At this point, David and I just looked at each other. We were both feeling the same thing; that he was just going to tell me to increase my sodium and fluid intake. I already knew to do that and I was trying. I felt myself start to choke up at the thought of being blown off by a doctor when I KNOW something is wrong.
But we were surprised when he came back in. He said my Holter monitor was pretty much normal; no arrhythmias, but several episodes of sinus tachycardia (that were occurring when I was doing things that shouldn’t induce tachycardia.) So he wants to rule out “inappropriate sinus tachycardia” and possibly glean more information from having me wear another monitor, this time for 2-3 weeks. It will arrive at our house via UPS once it’s approved by insurance. I’m so thrilled I can hardly contain myself.
Then he went through the other tests he wants me to do, each of which will work towards narrowing down what the cause of this sudden orthostatic intolerance/dysautonomia is. It could be from my medications, it could be from being under so much anesthesia last year (I added it up and I spent 7-8 hours under between my three surgeries), or it could be who knows why.
- First, an echocardiogram and chest x-ray to rule out structural problems with my heart.
- Then something called a blood volume test, which involves injecting a radioactive tracer called iodinated-RISA into my body and then taking blood samples to determine if the amount of blood in my body is appropriate for my gender, height, and weight. It should take about an hour.
- Then a hemodynamic test, which involves injecting a radioactive isotope (99-m-Technetium, which I vaguely remember learning about in pharmacy school). Then something called a gamma camera detects the radiation and forms images that can measure the function of the heart and speed and volume of circulation. It should also take about an hour.
- Then the QSART test; here’s a good explanation: “The QSART is a test that measures the autonomic nerves that control sweating. The test is useful in assessing autonomic nervous system disorders, peripheral neuropathies and some types of pain disorders. The test requires a mild electrical stimulation on the skin called iontophoresis, which allows acetylcholine, a naturally occurring chemical, to stimulate sweat glands. The QSART measures the volume of sweat produced by this stimulation.”
- Then a tilt table test, if it is okayed by Dr. Bain (because, in the words of Dr. J, “Stents don’t like low blood pressure.”) This one measures your heart rate and blood pressure minute to minute as the table is tilted at different levels.
I also have to increase my sodium intake to 5 g a day (which is a ridiculous amount of salt) and drink two liters of Gatorade a day. Better invest in the low-calorie stuff or I’m gonna get a bit pudgy!
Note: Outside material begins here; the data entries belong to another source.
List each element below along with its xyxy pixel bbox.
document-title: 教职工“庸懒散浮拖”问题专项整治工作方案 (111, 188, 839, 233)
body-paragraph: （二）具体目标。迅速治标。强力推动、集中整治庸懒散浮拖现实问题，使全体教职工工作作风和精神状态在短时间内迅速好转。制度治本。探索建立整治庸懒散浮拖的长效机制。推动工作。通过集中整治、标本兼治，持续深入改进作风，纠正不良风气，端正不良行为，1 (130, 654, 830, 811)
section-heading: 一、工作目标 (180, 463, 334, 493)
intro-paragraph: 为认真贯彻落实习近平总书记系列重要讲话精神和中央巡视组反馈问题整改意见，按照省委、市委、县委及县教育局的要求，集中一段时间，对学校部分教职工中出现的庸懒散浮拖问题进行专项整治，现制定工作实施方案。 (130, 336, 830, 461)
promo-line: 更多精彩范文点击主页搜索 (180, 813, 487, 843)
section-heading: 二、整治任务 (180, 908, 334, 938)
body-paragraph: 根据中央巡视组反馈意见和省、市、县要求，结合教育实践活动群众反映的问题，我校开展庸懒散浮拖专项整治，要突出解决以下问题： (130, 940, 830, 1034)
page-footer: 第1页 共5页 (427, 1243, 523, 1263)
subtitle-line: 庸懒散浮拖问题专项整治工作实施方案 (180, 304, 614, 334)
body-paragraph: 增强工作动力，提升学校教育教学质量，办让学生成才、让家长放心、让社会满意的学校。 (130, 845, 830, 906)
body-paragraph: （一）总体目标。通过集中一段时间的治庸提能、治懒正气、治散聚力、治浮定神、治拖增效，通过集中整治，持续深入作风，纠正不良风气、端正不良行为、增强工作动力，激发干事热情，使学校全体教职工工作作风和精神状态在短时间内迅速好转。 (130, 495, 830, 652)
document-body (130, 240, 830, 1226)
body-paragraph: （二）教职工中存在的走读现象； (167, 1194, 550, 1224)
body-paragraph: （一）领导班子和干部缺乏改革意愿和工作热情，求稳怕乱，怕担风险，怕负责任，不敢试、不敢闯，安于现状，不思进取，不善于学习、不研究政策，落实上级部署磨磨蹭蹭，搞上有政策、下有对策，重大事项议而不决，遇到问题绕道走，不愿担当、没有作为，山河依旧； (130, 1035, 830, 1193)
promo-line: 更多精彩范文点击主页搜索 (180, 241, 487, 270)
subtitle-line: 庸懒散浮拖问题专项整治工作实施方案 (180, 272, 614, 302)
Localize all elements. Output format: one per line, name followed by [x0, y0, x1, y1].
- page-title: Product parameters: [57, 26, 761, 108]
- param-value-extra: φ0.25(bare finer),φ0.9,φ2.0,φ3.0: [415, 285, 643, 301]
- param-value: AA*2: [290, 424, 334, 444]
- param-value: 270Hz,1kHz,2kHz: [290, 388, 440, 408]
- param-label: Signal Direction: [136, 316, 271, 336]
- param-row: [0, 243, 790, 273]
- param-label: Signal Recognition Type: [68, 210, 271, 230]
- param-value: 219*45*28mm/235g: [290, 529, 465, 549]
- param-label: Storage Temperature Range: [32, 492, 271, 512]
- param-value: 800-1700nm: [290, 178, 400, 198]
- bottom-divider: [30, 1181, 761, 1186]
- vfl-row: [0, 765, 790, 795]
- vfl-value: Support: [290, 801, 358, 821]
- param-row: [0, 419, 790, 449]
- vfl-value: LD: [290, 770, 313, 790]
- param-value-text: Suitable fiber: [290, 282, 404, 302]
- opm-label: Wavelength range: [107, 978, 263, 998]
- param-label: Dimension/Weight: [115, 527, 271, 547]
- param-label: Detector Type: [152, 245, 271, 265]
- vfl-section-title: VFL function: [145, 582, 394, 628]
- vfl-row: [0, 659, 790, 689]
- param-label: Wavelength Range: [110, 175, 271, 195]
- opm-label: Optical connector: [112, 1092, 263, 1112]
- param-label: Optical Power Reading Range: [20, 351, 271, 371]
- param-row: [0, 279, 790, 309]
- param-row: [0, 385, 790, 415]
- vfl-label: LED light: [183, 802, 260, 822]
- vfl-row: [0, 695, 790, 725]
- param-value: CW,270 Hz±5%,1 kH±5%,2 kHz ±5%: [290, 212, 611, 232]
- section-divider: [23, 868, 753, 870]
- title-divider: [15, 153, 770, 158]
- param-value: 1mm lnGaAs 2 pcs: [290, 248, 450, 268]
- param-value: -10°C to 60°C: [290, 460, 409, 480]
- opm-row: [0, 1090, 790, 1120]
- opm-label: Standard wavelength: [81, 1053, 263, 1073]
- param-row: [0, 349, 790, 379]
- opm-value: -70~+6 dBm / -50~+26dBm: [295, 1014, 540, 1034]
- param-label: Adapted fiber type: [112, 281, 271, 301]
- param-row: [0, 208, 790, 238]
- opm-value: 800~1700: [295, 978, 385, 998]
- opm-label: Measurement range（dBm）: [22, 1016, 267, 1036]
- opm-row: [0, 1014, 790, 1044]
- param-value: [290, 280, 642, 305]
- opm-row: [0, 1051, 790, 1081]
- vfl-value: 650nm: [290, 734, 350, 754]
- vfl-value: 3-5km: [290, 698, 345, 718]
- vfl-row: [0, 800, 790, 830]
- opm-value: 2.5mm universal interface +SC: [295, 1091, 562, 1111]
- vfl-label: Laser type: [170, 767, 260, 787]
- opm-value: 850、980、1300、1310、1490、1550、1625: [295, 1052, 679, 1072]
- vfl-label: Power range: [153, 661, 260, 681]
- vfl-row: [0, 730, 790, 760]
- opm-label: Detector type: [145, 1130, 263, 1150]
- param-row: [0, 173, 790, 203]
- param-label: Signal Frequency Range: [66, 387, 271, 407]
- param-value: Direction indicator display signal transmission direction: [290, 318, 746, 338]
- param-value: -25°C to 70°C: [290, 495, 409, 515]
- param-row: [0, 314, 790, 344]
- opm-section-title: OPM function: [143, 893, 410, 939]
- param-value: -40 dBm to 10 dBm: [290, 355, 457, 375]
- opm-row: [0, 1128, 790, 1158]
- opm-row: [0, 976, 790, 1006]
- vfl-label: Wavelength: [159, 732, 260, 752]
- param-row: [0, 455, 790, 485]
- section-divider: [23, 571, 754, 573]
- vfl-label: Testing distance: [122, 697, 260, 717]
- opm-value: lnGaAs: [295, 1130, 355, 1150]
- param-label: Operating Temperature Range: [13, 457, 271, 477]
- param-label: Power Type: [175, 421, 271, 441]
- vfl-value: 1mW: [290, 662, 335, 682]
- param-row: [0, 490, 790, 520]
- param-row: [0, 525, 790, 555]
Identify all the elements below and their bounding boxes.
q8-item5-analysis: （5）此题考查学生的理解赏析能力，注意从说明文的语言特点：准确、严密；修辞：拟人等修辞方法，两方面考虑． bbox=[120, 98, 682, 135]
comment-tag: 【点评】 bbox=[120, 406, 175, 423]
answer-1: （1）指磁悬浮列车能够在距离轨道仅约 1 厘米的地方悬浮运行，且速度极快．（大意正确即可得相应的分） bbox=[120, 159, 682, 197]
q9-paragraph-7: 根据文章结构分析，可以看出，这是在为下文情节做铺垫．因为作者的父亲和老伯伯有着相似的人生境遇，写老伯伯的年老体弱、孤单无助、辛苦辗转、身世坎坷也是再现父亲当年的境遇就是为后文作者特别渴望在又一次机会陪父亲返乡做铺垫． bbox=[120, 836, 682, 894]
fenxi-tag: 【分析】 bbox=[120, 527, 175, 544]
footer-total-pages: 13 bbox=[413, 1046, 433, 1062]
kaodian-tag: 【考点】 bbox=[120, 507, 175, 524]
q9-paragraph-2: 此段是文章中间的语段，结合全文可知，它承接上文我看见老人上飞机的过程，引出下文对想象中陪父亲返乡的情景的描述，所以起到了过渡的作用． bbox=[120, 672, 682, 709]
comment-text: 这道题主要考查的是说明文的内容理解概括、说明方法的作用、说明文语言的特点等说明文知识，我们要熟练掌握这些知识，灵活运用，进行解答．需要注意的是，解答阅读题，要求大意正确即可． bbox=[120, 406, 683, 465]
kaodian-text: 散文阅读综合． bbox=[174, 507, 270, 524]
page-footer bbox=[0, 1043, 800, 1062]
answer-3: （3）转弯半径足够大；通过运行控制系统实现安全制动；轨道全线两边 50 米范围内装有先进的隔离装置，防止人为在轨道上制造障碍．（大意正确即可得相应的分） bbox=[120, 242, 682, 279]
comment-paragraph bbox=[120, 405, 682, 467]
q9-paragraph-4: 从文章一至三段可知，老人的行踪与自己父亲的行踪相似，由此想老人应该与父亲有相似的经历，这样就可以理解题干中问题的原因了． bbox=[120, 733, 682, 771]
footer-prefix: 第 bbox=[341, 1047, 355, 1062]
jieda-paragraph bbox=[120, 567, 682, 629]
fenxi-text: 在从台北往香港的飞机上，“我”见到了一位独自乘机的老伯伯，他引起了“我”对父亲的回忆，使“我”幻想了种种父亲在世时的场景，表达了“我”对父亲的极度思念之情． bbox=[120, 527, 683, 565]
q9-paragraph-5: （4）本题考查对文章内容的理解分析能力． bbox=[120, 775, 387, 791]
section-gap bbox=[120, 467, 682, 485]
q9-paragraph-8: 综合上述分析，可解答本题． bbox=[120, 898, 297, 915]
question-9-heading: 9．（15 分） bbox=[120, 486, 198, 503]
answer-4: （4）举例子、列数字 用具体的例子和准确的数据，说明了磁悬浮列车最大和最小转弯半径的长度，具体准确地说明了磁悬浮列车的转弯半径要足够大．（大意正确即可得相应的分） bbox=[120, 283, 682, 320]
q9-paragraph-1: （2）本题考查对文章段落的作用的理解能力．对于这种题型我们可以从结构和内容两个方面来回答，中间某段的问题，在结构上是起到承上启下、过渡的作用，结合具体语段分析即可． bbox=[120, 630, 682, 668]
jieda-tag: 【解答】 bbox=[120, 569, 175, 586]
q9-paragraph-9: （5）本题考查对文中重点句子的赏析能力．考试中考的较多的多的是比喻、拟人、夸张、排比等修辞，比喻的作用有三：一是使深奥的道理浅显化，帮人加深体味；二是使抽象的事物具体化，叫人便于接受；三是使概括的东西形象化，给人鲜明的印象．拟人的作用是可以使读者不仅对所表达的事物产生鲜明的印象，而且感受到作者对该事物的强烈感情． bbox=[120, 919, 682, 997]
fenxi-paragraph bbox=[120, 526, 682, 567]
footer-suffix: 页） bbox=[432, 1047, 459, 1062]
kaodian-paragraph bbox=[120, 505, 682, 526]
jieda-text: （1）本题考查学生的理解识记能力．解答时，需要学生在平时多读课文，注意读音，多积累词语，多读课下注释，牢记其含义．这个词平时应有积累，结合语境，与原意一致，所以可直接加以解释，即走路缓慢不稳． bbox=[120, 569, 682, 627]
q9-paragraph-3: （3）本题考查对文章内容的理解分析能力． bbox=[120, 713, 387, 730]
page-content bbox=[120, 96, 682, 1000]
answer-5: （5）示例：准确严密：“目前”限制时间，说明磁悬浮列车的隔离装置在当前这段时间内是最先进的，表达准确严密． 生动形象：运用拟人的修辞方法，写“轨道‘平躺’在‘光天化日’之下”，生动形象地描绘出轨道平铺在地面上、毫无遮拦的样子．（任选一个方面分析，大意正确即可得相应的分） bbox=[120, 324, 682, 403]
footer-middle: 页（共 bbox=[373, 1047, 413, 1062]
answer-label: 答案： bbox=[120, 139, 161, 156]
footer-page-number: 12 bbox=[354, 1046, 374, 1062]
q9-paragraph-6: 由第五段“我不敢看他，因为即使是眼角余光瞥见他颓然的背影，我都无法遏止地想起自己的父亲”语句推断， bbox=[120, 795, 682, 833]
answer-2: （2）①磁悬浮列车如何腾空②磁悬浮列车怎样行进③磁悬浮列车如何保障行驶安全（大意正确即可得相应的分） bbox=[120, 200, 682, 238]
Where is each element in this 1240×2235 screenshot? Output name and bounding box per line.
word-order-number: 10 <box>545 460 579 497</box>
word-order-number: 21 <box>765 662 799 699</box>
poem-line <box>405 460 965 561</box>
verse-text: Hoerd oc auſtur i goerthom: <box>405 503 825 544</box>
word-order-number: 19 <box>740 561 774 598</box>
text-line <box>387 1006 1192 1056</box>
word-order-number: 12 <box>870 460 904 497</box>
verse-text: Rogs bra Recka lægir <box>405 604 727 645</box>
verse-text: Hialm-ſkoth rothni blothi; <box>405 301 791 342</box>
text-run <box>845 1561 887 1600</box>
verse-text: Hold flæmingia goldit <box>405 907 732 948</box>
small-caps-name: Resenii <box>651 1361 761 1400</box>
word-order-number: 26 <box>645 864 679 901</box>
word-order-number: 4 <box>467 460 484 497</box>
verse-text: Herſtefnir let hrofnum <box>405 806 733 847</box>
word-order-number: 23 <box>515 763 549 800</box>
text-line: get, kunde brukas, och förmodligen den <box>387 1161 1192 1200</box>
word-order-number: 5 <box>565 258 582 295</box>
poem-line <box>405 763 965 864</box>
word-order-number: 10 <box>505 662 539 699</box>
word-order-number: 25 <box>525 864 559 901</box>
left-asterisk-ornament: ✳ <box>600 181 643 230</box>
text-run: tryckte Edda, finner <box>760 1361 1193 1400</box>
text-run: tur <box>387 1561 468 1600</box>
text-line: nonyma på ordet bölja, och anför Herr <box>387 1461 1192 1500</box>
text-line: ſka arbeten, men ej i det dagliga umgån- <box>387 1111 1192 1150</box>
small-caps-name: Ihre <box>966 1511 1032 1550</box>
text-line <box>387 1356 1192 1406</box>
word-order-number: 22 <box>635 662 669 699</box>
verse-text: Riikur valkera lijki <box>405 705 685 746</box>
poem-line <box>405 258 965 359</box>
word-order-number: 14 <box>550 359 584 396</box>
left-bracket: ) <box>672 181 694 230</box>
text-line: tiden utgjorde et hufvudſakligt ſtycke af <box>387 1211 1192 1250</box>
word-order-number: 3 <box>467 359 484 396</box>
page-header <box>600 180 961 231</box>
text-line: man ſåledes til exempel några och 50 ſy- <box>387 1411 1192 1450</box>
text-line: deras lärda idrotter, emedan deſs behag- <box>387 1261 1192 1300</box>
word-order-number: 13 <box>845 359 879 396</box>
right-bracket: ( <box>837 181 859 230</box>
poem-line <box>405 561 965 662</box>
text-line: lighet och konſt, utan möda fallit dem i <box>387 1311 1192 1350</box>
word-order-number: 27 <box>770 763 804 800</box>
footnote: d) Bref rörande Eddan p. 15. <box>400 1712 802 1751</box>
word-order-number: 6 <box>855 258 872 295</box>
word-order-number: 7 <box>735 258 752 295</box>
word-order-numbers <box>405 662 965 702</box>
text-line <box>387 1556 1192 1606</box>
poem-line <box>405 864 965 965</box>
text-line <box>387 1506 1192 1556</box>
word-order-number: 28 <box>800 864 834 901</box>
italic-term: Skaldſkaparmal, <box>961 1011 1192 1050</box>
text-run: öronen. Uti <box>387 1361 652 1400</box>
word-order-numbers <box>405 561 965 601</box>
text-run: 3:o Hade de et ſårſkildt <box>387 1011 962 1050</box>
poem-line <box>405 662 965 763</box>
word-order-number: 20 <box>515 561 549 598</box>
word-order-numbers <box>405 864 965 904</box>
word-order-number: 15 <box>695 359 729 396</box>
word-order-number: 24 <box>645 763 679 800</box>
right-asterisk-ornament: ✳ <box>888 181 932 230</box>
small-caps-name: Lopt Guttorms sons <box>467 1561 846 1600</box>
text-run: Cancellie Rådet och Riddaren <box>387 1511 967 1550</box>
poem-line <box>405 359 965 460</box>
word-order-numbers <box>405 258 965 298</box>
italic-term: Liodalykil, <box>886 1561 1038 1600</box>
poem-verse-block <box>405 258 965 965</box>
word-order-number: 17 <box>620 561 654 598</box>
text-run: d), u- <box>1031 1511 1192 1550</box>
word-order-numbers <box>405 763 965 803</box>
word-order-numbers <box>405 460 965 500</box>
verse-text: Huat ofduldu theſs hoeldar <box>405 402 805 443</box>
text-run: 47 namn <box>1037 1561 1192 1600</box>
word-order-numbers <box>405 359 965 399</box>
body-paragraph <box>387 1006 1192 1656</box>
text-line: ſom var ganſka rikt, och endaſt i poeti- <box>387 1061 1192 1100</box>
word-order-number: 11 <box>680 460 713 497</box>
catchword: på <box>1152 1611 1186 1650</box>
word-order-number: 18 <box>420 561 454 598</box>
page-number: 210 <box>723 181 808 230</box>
And he wants me to get fitted for compression socks, which apparently are only fitted at our pharmacies on certain days of the week between certain hours, so that’s going to be difficult.
I wasn’t able to schedule my tests because the scheduler was still on vacation. So I’ll call tomorrow. But I was able to get my chest x-ray and echocardiogram. My echo wasn’t scheduled until 12:30 pm, but I showed up around 11:15 am to let them know I was there in case they could fit me in. And indeed they did! I got paged to “approach the double doors” at 11:30 am and I was done by noon!
And now I’m just overwhelmed and I can’t think anymore. I’ll write about my feelings at another time. Or maybe I won’t. Depends on whether or not my brain short-circuits first from all this new information.
In summary: something else is wrong. And we’re doing our best to find out what is causing it and how to treat it.